It Takes a Fighter

Joe Mathews
Connecting California Columnist and Editor, Zócalo Public Square, Fellow at the Center for Social Cohesion at Arizona State University and co-author of California Crackup: How Reform Broke the Golden State and How We Can Fix It (UC Press, 2010)

I interviewed former Gov. Pete Wilson Monday night during a Zocalo Public Square forum at RAND. He talked in detail about budgets, taxes, the economy, prisons, immigration, and education – both in his time as governor and in our current times. But what struck me most was not what he said but how he said it.

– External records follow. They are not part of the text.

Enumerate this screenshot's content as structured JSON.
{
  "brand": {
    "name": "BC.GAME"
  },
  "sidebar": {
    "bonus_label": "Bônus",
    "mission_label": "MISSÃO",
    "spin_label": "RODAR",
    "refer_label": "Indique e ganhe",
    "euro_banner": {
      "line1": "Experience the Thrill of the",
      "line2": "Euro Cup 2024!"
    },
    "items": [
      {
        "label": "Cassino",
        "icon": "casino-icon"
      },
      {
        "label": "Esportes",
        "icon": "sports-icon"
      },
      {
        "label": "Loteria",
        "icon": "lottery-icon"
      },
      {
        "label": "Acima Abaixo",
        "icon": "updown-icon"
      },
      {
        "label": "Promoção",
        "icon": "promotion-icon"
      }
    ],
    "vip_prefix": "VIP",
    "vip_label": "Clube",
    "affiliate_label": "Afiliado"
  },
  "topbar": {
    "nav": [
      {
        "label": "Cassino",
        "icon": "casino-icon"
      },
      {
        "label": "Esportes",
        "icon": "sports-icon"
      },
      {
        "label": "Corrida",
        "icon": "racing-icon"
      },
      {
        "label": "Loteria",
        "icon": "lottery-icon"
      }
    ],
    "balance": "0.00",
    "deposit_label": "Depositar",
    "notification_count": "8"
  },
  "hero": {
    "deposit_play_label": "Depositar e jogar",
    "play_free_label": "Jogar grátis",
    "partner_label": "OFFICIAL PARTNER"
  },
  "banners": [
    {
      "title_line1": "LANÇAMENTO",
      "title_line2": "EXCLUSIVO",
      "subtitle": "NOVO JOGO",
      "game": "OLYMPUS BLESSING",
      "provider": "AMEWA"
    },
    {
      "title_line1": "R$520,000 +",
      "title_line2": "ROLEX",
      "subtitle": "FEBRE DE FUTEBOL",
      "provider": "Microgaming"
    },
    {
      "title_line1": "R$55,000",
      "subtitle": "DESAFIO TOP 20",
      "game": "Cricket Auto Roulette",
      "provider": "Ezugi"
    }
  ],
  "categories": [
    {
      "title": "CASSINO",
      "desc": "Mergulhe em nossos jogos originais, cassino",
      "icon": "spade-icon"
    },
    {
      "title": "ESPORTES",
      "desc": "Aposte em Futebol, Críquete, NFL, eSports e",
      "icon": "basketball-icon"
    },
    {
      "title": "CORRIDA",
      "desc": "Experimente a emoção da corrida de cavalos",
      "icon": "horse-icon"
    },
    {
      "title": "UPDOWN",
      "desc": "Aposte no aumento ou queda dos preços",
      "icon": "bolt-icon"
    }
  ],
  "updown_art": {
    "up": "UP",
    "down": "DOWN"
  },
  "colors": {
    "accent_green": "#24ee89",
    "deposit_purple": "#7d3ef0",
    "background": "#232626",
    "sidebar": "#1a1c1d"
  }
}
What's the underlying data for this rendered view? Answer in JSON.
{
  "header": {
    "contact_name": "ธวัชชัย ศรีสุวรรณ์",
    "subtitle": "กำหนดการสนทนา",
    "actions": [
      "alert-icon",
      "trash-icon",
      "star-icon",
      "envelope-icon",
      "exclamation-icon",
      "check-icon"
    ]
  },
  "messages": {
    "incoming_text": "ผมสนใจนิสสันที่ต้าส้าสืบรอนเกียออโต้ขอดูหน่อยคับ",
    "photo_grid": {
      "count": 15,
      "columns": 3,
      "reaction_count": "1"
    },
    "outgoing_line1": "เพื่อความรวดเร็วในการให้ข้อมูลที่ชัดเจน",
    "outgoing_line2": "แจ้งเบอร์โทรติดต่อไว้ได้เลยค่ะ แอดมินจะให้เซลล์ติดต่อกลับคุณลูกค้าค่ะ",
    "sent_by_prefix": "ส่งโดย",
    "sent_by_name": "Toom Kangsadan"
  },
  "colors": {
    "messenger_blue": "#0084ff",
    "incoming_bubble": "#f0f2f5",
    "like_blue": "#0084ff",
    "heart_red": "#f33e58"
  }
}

Wilson recounted stories about difficult times and old fights with real enthusiasm. He’s someone who clearly relishes fights and hard times. That’s not necessarily an attractive trait in politicians (we like our politicians to sound soothing and talk like diplomats), but I think the ability to fight – and win fights – is an essential skill. His willingness to pick fights – even unpopular fights – helped him turn a record budget deficit into a surplus. But more and more, Americans vote for politicians who are, above all else, likable. Likability is overrated. We need more fighters and more know-how.

There was something else remarkable about Wilson’s comments. He talked in very partisan terms about his battles with Willie Brown, particularly during mid-term elections. Wilson is clearly a partisan, in a way that the current governor is not. But Wilson made very clear that he believes in compromise. He talked about taxes he raised against his will and cuts he made that he didn’t want to make, and criticized Republicans who refuse to compromise on anything.

In our era, we often talk about partisanship as if it was the opposite of compromise. Listening to Wilson, it was clear that he thought of a partisanship and compromise as related forces. He did not use these words, but his meaning was clear to me at leat: The honest conflict of partisan differences provides the basis for meaningful, necessary compromise.